In reply to by Marc Sabatella

Turns out pecial-casing "V" for notes is actually trickier - what about multi-note chords, do we also want to hide arpeggios, beams, etc.

A simpler solution is to consider a voice non-empty if it has any visible rests or *notes*, even though this means a vocie might be considered empty if all of it's *notes* are hidden but the stems or beams or whatever are left visible. For one thing, why would anyone do that? For another, so what if it means the voice would be considered empty? Worst case you have to offset rests or flip stems in voice 1 manually. But there is at least some chance that whatever your reason for hiding all voice 2 notes but leaving stems or beams visible might happen to be, you actually want the voice 1 rests and stems to act as if voice 2 was truly empty.

So my current algorithm is - if voice 2 & above contain only invisible rests and notes (even though stems or other chord parts might be visible), then don't consider this measure to be multi-voice, and therefore don't offsets rests or flip stems. Seems to be working well enough for me so far.

I'll wait to see if others have further comments before doing more testing and submitting a PR.

In reply to by Marc Sabatella

PR has been merged. Please help test.
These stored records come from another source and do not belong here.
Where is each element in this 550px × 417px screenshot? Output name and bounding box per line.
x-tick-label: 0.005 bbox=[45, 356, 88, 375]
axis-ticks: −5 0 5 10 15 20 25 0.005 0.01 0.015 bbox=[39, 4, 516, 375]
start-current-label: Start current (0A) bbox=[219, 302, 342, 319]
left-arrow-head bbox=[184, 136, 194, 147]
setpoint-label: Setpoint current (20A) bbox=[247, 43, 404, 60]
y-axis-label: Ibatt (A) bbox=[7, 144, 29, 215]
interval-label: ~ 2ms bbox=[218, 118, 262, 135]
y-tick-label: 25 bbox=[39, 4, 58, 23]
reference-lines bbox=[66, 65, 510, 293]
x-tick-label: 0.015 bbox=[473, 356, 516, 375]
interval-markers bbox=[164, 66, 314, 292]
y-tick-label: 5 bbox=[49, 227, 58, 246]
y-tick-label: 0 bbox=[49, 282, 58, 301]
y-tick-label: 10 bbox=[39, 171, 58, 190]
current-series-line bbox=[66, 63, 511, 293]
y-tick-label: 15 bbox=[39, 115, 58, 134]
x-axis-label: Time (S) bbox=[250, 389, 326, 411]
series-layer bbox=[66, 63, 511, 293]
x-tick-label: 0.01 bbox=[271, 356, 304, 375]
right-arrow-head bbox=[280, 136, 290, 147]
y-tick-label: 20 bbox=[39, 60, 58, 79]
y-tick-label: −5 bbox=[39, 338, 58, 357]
The function that checks to see if a measure has multiple voices is only called "as needed" - when something changes that could possibly change the multiple-voice state of the measure. Since toggling visibility can now do this as well, I had to add new calls to the multiple-voice-checking function to be sure to change the state at the right times, and it's possible I missed some case. So be on the lookout for cases where you think the measure should have been considered mulit-voice but isn't or vice versa, and most importantly, *try to ascertain what the last action you performed on that measure was*. merely posting a score won't really help - most likely, the problem will have fixed itself on the save/reload anyhow. I need to know if there are any specific actions that should result in re-evaluation of the multiple-voice state of the measure but are not.